Automakers help restart US industry as globe reopens further

More than 130,000 autoworkers have returned to factories across the U.S. in one of the biggest steps yet to restart American industry

More than 130,000 autoworkers returned to factories across the U.S. for the first time in nearly two months Monday in one of the biggest steps yet to restart American industry, while an experimental vaccine against the coronavirus yielded encouraging results in a small and extremely early test.

Stocks rallied on the vaccine news and signs that the worst of the crisis has passed in many countries. The Dow Jones Industrial Average soared about 900 points, or nearly 4%.

In a surprise announcement, President Donald Trump said he's been taking a malaria drug to protect against the virus even though his own administration has warned it should only be administered in a hospital or research setting because of potentially fatal side effects.

Automakers from Detroit’s Big Three — Fiat Chrysler, General Motors and Ford — to Honda and Toyota put screening procedures in place at the dozens of factories that reopened from the Great Lakes states south to Tennessee and Texas and out west to Tesla’s factory near the San Francisco Bay. Some Detroit automakers started cranking out vehicles Monday, but it will take longer to fully restart other plants. Workers appeared reassured by the precautions.

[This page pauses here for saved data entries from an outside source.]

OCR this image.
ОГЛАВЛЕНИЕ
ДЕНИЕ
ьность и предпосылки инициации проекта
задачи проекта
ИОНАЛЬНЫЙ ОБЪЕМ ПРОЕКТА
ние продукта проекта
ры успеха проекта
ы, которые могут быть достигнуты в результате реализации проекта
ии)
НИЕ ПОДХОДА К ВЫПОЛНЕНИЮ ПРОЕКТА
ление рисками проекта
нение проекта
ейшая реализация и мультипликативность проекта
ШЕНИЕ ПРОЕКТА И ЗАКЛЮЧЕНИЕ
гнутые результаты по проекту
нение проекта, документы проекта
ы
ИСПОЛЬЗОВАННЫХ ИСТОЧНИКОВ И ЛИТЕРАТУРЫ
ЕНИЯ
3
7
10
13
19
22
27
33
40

At a Fiat Chrysler pickup truck assembly plant in Warren, outside Detroit, workers entered a giant white tent with a sign reading, “Let's restart and keep each other safe." They had their temperatures checked and answered questions on whether they had COVID-19 symptoms.“I feel safer than being anywhere at any stores, because they got the screening and everything,” said Ann’alazia Moore, a janitor at the factory. “I feel like that’s amazing. That’s smart. I like that. So, I feel more safe. I won’t get sick.”

Cole Stevenson, who installs steering wheels at a Ford pickup truck plant in Dearborn, Michigan, said, “The parts of the plant where people would be closer together, they’ve put up a lot of partitions. You can tell they’ve taken tape measures to just about any surface two people would need to be near each other.”